Em março de 2010, Dona Joey completa 80 anos. “Mas não parece, não é, jovem?”, perguntou logo que chegou, mostrando as conchinhas que catava na praia. Puxou uma parte da minha canga, sentou-se e engatou a prosa. “Eu adoro fazer amizade e me corresponder com as pessoas. Você está sozinha? Posso sentar aqui com você? Eu adoro escrever cartas. Depois você me dá seu endereço e a gente pode trocar correspondências, o que você acha?”


Antes de perguntar de onde eu era, perguntou qual era minha língua mãe e deduziu que eu era de Portugal. Começou a contar uma história que eu não consegui entender muito bem sobre uma garota que se perdia na praia, perto de Lisboa e depois ninguém nunca mais achava. No meio da conversa disse que eu era do Brasil e ficou surpresa: “Nossa, do outro lado do oceano Atlântico? Longe. Eu nunca troquei cartas com ninguém do Brasil”. Sorri e ela continuou a falar da sua vida.



Trabalhou de escrivã judiciária e recepcionista em um prédio comercial. Teve dois maridos. “Um morreu em 1966, com problemas nas veias da cabeça (eu acho que foi um derrame).
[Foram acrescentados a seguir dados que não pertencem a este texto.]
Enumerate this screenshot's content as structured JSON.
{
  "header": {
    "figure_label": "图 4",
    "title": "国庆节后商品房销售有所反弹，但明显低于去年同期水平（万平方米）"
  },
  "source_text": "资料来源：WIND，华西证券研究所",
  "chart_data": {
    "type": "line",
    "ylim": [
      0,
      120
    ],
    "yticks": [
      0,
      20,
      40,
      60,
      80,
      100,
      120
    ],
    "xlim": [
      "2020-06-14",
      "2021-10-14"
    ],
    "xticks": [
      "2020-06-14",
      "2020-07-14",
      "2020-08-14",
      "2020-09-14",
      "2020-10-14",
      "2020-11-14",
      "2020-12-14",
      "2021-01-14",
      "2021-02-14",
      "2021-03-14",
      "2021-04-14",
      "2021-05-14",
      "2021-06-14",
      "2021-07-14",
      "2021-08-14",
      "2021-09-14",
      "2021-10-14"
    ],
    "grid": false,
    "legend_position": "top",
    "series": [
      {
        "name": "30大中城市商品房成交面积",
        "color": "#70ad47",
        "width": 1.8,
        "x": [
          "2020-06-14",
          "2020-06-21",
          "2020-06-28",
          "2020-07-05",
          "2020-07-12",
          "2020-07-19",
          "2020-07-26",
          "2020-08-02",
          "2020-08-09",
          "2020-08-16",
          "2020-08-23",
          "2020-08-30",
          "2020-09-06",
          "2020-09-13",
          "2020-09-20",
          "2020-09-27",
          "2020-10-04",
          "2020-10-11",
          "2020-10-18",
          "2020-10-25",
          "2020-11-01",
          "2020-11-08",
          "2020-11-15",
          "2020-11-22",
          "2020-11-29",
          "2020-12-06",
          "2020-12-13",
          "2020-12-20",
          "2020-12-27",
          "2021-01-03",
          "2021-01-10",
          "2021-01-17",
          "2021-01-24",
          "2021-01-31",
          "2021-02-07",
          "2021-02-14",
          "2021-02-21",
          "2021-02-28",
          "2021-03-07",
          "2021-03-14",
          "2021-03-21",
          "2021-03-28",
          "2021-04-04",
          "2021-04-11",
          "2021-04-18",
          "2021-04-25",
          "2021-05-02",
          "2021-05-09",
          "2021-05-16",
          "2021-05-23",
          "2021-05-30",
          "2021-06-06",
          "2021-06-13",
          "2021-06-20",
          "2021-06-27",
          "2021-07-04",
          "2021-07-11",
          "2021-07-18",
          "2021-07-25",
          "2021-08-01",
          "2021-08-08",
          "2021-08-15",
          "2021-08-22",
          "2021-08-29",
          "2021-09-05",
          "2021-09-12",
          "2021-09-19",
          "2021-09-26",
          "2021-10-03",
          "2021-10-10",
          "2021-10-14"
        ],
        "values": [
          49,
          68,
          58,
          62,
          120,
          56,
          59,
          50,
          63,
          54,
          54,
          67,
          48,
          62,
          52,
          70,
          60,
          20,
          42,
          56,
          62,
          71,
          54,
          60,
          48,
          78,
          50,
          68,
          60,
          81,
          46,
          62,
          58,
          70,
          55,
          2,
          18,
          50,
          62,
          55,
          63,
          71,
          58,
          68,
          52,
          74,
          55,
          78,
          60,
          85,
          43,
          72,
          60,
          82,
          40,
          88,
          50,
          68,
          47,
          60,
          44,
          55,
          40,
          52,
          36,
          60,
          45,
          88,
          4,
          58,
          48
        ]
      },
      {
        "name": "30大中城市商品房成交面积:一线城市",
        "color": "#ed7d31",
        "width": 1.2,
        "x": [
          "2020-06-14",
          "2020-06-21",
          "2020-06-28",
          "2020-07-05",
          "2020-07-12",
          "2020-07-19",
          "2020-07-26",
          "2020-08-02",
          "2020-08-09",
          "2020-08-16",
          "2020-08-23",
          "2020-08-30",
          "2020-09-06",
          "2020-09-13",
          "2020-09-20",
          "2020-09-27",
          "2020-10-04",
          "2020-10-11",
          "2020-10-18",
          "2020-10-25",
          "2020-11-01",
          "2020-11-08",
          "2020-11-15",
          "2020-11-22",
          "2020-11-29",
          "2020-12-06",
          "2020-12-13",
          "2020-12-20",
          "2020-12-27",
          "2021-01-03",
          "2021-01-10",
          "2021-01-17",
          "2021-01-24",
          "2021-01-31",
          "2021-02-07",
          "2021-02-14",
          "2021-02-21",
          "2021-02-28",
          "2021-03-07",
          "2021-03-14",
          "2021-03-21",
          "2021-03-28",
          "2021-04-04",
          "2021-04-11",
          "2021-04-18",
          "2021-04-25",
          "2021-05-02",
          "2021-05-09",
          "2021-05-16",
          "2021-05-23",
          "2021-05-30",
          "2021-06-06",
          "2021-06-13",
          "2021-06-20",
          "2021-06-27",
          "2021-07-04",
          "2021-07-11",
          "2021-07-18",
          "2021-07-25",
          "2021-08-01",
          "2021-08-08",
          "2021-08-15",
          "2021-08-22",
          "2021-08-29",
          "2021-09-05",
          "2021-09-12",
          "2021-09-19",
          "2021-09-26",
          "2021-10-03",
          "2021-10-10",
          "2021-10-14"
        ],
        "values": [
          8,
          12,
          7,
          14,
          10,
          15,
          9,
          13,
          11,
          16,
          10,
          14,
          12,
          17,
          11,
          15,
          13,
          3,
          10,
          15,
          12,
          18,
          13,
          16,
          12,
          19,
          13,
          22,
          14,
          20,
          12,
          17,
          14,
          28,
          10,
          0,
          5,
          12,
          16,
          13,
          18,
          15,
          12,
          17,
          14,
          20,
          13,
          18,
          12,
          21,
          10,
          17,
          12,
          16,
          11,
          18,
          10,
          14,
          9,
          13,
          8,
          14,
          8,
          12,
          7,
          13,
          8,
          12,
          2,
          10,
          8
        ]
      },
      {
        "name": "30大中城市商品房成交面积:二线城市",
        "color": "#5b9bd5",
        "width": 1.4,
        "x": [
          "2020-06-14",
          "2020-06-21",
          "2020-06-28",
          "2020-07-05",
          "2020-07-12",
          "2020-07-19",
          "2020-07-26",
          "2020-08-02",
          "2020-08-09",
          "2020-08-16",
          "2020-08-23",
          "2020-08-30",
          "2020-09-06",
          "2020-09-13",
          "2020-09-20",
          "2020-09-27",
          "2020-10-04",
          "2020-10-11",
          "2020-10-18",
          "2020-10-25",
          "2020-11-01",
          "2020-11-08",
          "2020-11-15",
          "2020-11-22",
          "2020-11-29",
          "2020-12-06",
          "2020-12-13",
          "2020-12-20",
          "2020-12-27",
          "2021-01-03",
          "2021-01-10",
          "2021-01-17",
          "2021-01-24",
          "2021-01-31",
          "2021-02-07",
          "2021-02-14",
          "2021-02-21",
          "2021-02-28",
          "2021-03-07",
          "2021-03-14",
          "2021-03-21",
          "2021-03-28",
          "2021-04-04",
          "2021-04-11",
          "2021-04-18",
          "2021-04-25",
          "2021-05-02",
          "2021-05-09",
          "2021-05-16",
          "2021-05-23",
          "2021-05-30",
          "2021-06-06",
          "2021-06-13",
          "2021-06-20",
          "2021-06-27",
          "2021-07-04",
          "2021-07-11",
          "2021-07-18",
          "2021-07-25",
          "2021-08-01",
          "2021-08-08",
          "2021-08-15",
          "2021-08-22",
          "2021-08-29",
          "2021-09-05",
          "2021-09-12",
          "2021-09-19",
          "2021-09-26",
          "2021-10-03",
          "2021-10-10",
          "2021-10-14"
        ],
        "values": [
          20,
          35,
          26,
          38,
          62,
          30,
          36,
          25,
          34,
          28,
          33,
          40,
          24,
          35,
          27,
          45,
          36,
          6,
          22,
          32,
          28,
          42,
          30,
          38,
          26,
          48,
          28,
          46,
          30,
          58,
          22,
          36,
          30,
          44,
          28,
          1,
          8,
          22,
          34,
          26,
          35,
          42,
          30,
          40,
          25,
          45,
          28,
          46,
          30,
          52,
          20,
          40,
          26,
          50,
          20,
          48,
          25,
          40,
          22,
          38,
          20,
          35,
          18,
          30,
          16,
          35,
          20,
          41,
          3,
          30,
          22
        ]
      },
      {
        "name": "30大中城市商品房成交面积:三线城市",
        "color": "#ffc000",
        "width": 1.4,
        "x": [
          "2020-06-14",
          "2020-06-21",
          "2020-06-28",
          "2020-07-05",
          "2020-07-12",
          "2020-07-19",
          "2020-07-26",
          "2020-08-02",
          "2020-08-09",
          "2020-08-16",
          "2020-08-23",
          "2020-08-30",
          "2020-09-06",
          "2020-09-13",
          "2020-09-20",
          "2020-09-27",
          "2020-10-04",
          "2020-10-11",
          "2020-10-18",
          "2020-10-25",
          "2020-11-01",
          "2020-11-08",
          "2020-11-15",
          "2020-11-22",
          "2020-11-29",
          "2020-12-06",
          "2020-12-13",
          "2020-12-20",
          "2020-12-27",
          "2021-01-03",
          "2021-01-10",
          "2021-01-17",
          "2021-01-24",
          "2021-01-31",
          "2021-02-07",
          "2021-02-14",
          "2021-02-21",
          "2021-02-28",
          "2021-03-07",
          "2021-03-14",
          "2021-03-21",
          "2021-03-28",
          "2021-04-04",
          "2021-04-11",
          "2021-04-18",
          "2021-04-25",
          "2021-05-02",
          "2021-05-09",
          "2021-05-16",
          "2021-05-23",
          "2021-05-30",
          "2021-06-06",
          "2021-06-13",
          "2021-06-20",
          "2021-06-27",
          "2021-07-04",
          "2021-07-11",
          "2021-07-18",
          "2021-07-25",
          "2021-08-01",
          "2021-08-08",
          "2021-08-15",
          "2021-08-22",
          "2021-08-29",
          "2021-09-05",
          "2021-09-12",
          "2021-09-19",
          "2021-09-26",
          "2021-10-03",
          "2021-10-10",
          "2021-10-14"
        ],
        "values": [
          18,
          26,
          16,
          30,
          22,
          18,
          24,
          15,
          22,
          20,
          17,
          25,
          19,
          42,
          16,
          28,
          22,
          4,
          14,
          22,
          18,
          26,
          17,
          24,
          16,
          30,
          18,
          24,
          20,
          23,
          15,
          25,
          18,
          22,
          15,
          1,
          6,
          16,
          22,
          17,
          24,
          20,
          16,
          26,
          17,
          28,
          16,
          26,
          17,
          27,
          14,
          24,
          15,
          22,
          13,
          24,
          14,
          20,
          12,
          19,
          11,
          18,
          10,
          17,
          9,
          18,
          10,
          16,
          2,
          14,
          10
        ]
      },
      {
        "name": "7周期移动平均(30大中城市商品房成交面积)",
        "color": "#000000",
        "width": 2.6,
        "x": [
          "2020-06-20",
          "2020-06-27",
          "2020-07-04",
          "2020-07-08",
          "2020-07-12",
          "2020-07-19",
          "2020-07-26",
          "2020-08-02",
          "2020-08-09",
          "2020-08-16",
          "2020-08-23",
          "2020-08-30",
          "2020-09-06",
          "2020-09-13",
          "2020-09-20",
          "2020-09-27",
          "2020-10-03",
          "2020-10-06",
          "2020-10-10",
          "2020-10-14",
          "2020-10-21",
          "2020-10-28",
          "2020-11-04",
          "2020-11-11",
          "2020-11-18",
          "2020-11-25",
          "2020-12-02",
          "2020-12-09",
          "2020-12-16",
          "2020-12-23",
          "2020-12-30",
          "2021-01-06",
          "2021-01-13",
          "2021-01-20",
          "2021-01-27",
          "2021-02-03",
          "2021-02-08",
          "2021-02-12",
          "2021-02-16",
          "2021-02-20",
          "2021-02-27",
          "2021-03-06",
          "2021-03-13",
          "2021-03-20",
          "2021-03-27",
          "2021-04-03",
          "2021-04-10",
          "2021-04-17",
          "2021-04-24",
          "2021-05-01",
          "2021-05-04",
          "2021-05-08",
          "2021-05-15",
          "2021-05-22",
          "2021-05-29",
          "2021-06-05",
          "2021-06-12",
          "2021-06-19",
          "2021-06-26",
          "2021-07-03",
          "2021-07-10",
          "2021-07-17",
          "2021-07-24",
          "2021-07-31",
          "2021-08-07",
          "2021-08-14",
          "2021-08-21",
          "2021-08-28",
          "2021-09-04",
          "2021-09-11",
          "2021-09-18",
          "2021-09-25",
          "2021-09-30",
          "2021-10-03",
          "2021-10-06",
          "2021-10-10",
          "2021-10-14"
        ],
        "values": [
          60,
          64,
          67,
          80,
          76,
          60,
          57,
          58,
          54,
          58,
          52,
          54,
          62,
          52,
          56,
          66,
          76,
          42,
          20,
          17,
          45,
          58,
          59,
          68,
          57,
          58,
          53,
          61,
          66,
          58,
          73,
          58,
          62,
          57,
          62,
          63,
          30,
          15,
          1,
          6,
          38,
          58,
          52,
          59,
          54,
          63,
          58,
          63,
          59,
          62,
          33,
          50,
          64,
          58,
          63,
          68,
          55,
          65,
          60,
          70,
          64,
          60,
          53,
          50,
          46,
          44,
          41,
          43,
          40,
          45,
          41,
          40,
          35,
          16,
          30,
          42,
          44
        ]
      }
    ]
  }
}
O outro em 85. Fumava demais, o pulmão não agüentou.” Teve duas filhas. Uma mora em Johannesburg. Esta visita pelo menos duas vezes por ano. E a outra em Jeffreys Bay, com quem mora atualmente. “Aqui a casa da minha filha é feliz. Ela tem quatro crianças. Eu gosto daqui. Dia de quarta tem umas atividades na praia para gente de todas as idades. Eu faço massagem, jogo cartas. Mas sempre que posso volto em Natal para visitar minhas colegas. Sinto falta de lá também”.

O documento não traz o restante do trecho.